During the crisis, Athena learns that Hera is still alive and being held by the Cylons. Helo shoots Athena and she downloads aboard the Cylon ship, where she kidnaps Hera. Boomer, who has been caring for Hera since New Caprica, has been unable to console the child. Caprica Six helps Athena escape, and they return together to Galactica, where Caprica Six is put into the brig that once held Athena.
After Athena returns, Helo shows Starbuck a picture of the temple interior.
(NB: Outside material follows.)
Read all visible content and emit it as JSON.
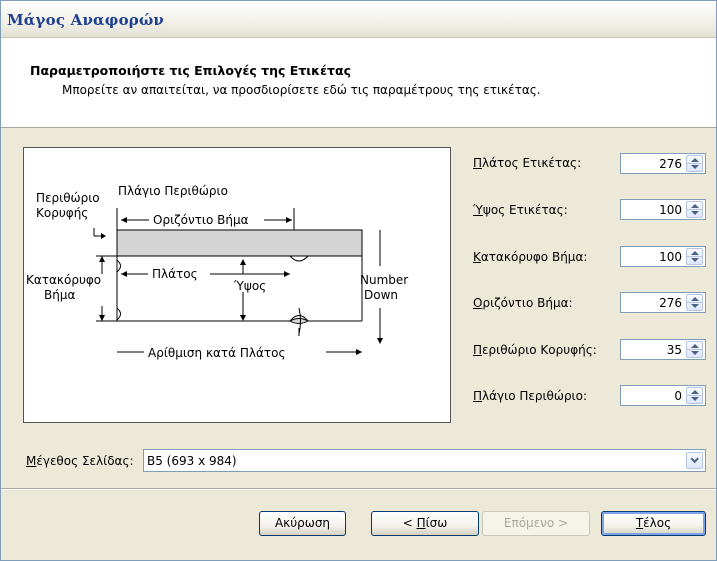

There was a marking on the wall in the shape of a mandala—the same mandala that Starbuck drew on the wall of her apartment. Later, Starbuck spots a Cylon Heavy Raider in the clouds of a gas giant. She follows it and begins to have strange visions of Leoben and her mother. She approaches a massive storm on the planet’s surface, which also has the appearance of the mandala. Leoben tells Starbuck that she’s ready to see what’s on the other side of the storm. While Apollo looks on, she plunges her ship into the storm and is apparently destroyed.